Obamas Mutter und Indonesien erhalten weit weniger Aufmerksamkeit als Kenia und der Vater – wie auch in Obamas eigenen Jugenderinnerungen. Maraniss gräbt dazu immer wieder sehr unwichtige Nebenfiguren aus, die irgendetwas vor Jahrzehnten aus der Ferne beobachtet hatten; sie sind manchmal ganz interessant, sie ermüden aber auch.

Spürsinn:

Der Eindruck bleibt, Maraniss wolle seine detektivischen Spürsinn herausstellen: etwa mit der Geschichte des US-Journalisten, der einen Artikel schrieb, der Barack Obama senior in Nairobi beeindruckt hatte; oder mit der Erwähnung eines hawaiianischen Astronauten, dem Barack Obama jr. als Zweijähriger zujubelte. In unvermeidlichen historischen Koinzidenzen will Maraniss immer wieder signifikante Parallelabläufe entdecken. Maraniss zieht einige interessante Vergleiche zum jungen Bill Clinton, über den er ebenfalls eine Biografie schrieb.

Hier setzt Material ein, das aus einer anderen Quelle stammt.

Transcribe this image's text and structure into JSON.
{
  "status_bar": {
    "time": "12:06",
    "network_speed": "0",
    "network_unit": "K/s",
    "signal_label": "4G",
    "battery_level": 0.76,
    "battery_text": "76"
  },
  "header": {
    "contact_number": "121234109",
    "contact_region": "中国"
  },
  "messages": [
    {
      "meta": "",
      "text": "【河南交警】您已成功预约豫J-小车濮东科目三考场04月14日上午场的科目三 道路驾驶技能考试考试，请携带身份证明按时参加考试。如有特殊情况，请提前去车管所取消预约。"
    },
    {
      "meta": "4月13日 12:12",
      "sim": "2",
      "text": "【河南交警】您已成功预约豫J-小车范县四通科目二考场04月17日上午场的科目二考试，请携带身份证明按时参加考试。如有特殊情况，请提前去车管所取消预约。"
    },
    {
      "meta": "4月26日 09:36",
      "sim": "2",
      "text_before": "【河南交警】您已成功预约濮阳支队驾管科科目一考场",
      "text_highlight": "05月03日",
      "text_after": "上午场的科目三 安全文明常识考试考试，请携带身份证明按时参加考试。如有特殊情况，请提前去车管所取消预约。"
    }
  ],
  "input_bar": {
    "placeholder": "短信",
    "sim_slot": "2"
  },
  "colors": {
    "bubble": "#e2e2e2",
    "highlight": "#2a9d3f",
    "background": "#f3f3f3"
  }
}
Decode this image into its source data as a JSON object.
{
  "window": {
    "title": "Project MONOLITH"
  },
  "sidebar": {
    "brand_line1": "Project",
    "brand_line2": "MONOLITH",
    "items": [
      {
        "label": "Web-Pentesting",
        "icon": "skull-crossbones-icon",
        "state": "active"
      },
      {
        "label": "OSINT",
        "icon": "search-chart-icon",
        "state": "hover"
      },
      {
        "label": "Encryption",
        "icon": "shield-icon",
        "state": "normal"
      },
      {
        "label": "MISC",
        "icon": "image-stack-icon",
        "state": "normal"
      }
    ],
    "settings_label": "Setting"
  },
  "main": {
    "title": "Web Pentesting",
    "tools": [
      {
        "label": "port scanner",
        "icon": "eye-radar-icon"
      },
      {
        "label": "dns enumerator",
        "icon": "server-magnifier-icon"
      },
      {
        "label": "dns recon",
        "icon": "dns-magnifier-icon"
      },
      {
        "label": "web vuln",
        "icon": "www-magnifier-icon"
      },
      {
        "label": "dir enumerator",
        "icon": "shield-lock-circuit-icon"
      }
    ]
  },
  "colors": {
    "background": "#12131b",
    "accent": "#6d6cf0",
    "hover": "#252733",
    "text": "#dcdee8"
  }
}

Mehrere Seiten verwendet Maraniss dann wieder auf den Nachweis, dass etwas vermutlich *nicht* passierte, nämlich dass anders als bisher behauptet Obamas Großvater nicht Monate im Gefängnis saß (diesen Nachweis eines Nicht-Ereignisses brächte Maraniss besser zwischen den anderen langen Anmerkungen am Buchende). Maraniss redete übrigens immer wieder mit Interviewpartnern, die schon mehrfach Besuch von Buchautoren erhalten hatten, denn etwa zeitgleich recherchierte Janny Scott ihr Werk über Obamas Mutter und Sally H. Jacobs den Band über Obamas Vater.

Mitunter überrascht Maraniss andererseits mit Detail-Armut: An den Hochschulen in Los Angeles und New York verbringt der junge Obama viel Zeit mit sehr interessanten Figuren, die wir namentlich kennenlernen – doch was später aus den Kommilitonen wurde, darüber sagt der sonst so faktenversessene Maraniss nichts. Die letzten Teile über Obamas Zeit als Sozialarbeiter in Chicago und als Tourist in Kenia handelt Maraniss überraschend flüchtig ab; entweder er war müde, oder hier wurde überproportional zusammengestrichen.

Stil:

Maraniss schreibt ein leichtes, angenehm zu lesendes Englisch – ohne journalistische Effekte oder sprödes Wissenschaftlertumm – und nimmt sich selbst weitestgehend zurück. (Kurze Reportererlebnisse schildert er nur in der Einführung.) Trotz der zahllosen Interviewpartner vermeidet Maraniss ein atemloses Stimmenstakkato; er springt allerdings zeitweise zu oft zwischen unterschiedlichen Spielorten wie Jakarta, Honolulu und Nairobi.

Maraniss’ Kapitel sind sorgfältig komponiert, mit gelegentlichen Rückblenden, die effektstarke Einstiege ermöglichen. Momentweise schreibt er unaufdringlich literarisch, und er scheint ein Faible für mild poetische Töne zu haben: Maraniss zitiert stimmungsvolle Zeilen nicht nur aus Obamas Briefen und einem Obama-Gedicht, sondern seitenlang auch aus dem Tagebuch einer frühen Obama-Freundin – lyrische Gedanken, die mehr über die Frau als über den Studenten Obama sagen.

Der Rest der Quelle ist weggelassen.